Chamomileteaplease · 27/10/2021 10:44

Why would you want such a horrible person to have any influence on your son? Keep him safe.

RealBecca · 27/10/2021 10:51

Life is already worse for him being in it. Think about that.

JustLyra · 27/10/2021 11:00

@Deborah0098

Thank you sportcoach , he have seven children at home under 13 and I don't think I will get anything from child maintenance . I am happy that my son has everything he needs and all I wanted from him is to have a relationship with his son.
You likely would. There is a reduction for 3+ children in the NRP’s home, but you’d still get something.
backtolifebacktoreality · 27/10/2021 11:12

So he's obviously not on your sons birth certificate. I would definitely not take maintenance off of him as then it could give him some say over decisions about your son.

Crunchingleaf · 27/10/2021 11:28

This man is not going to step up for you son. Move on and forget about him. As someone who has never met their father myself I think no father is better then some guy who couldn’t give a toss about your child.

JustLyra · 27/10/2021 11:32

@backtolifebacktoreality

So he's obviously not on your sons birth certificate. I would definitely not take maintenance off of him as then it could give him some say over decisions about your son.
Maintenance wouldn’t change anything. It wouldn’t take him much to get PR if he wanted it, but he’s clearly not interested in that.
HikingforScenery · 27/10/2021 11:34

He might be worried about you telling his wife so he’s checking in every so often .

I’m so sorry for your son’s sake

Winniewonka · 27/10/2021 11:35

It's maybe a blessing that he didn't speak to your son and build up your boy's hope for a Dad in his life who only lets him down time after time. I wouldn't be surprised if he's indifferent to his other children as well.
You seem like a great Mum. Don't mention this person again to your son unless he asks but tell him when he's 18, if he wants to contact him that's his choice but he could be disappointed if he ever gets to meet him.

WayneBruce · 27/10/2021 11:40

This man is never going to step up and be a dad to your son. All it will do is upset your son if you keep trying to organise meet ups etc where the son will constantly be rejected. As a pp said, no dad is better than a crap one.

trevthecat · 27/10/2021 11:46

His wife definitely doesn't know about your son.

trevthecat · 27/10/2021 11:46

Apply for maintenance too.

StepCatsmother · 27/10/2021 11:52

Thank you sportcoach , he have seven children at home under 13 and I don't think I will get anything from child maintenance . I am happy that my son has everything he needs and all I wanted from him is to have a relationship with his son.

Do think about this carefully. Whilst you have done so well to provide for your son alone and I am sure you will continue to do so, I think you need to think of the maintenance money as your sons and like a previous poster said, claim it and put it away for him. It might only be a little but it will add up over time. It also means you'd have something there to fall back on if times ever get tough.

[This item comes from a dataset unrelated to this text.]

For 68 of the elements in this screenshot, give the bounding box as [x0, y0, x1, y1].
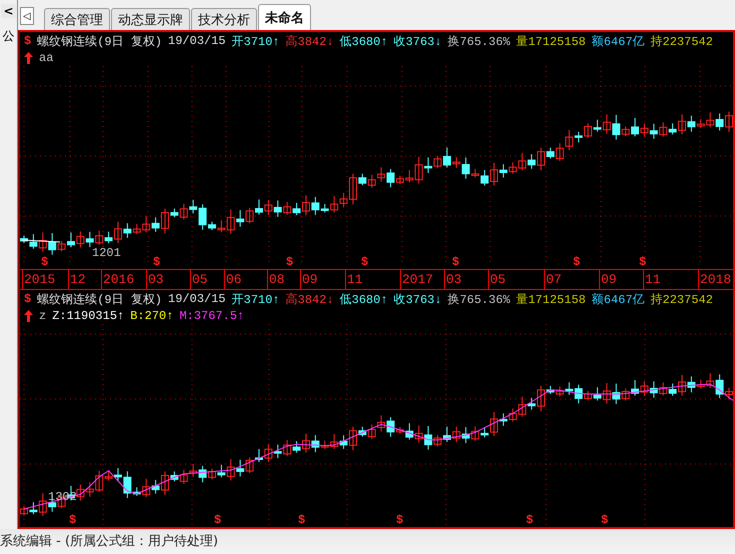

Malibuismysecrethome · 27/10/2021 12:18

For your sons sake please don’t do anymore. You are making things worse for your son, he hasn’t had a father in his life and will feel utterly rejected by this sorry excuse of a man. Protect your son and yourself.

Deborah0098 · 27/10/2021 13:05

Thank you so much everyone. If I want to apply for child maintenance what other information do I have to fill in . I only knows his full name, date of birth and phone number will it be enough for csa??

OP posts:
JustLyra · 27/10/2021 13:08

@Deborah0098

Thank you so much everyone. If I want to apply for child maintenance what other information do I have to fill in . I only knows his full name, date of birth and phone number will it be enough for csa??
Yes that’ll be enough - having his date of birth will help.

CMS aren’t great so if you can never rely on it that’s great, but your son is entitled to it.
Also - and this is just my personal opinion - never make a big deal to your son about it being that money you spend on driving lessons or for him when he’s older. The savings may come directly from CMS to the savings account, but it’s you saving for him. You’re just not putting that money into one pot and taking savings out of another.